Listen, look carefully at the photos. When the 2 top contacts are touching, the electrical connection is complete and current will flow. In this condition, the switch is ON and the motor will be running regardless of what the deck keys are doing.
When the contacts (top and middle) are no longer touching, the switch is OFF, electrical connection is broken and no current will pass. This is where the switch should be when all the keys are in the up position.
You can measure continuity between the two top terminals if you wish to electrically confirm what I'm saying although you can visibly see exactly what I'm saying. As to whether or not the switch is broken, that depends on whether the linkage lever is depressing the switch. You can't see this from the front of the deck, you have to look at the back. It's easy to do, just depress the play button while looking at the back of the deck. You should see the lever above the switch sink. When that linkage depresses the switch, it should turn the switch ON. However, if the switch is in the ON position without the sliding linkage touching it, then it is broken because it is not working like it is supposed to be. Broken doesn't necessarily mean you see a mechanical break somewhere, it simply means it's not functioning properly. That's a complicated switch. There is two parallel planes. When you flex those two planes, the upper one can't stretch so the lower one has to compress. This compression is what causes the middle leaf to deflect, snap up and touch the top leaf.
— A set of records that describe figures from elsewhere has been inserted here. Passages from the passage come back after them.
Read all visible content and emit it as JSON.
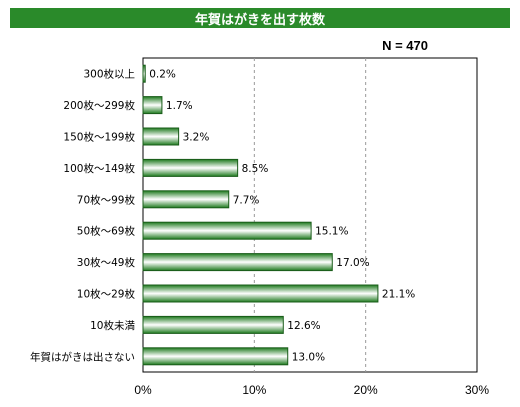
{
  "title": "年賀はがきを出す枚数",
  "n_label": "N = 470",
  "colors": {
    "title_bg": "#2a8a2a",
    "bar_dark": "#1e7a1e",
    "bar_light": "#ffffff"
  },
  "chart_data": {
    "type": "bar",
    "orientation": "horizontal",
    "categories": [
      "300枚以上",
      "200枚〜299枚",
      "150枚〜199枚",
      "100枚〜149枚",
      "70枚〜99枚",
      "50枚〜69枚",
      "30枚〜49枚",
      "10枚〜29枚",
      "10枚未満",
      "年賀はがきは出さない"
    ],
    "values": [
      0.2,
      1.7,
      3.2,
      8.5,
      7.7,
      15.1,
      17.0,
      21.1,
      12.6,
      13.0
    ],
    "value_labels": [
      "0.2%",
      "1.7%",
      "3.2%",
      "8.5%",
      "7.7%",
      "15.1%",
      "17.0%",
      "21.1%",
      "12.6%",
      "13.0%"
    ],
    "xlim": [
      0,
      30
    ],
    "xticks": [
      "0%",
      "10%",
      "20%",
      "30%"
    ],
    "grid": "vertical dashed"
  }
}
THIS BOOMBOX HAS BEEN OBSOLETE FOR DECADES. JVC does not sell parts to repair it anymore. If the switch is broken, you will need to devise a solution yourself so that when the linkage is depressed, a switch will turn on. Replacement leaf switches are available, just not an exact JVC part. Every member collector here knows that unless you can find used parts, you often have to engineer some solution to keep these things running. Sanding wheels is not a JVC sanctioned service technique. Only because replacement parts are hard, often impossible to find.
As for the clicking, you are losing the forest from the trees. The deck motor is not intended to constantly spin with all the deck keys in the up position. Who knows if this is a consequence of that. You need to address things one at a time, I think I hinted as much. Keep in mind that this deck has a solenoid that will definitely click when it is actuated. I believe it is a stop solenoid for the music search feature but might also function for the deck stop too for end of tape. Are you operating the deck without a cassette tape in the chamber? If so, then the autostop probably is actuating. Regardless, only you have the deck in front of you, you'll need to check operation on the workbench to see if everything is working properly. We can't see what's going on with simply a few photos. If you think this is over your head, you might have to just send this off to a technician or maybe buy a used deck.
Hope this helps, good luck on the repair.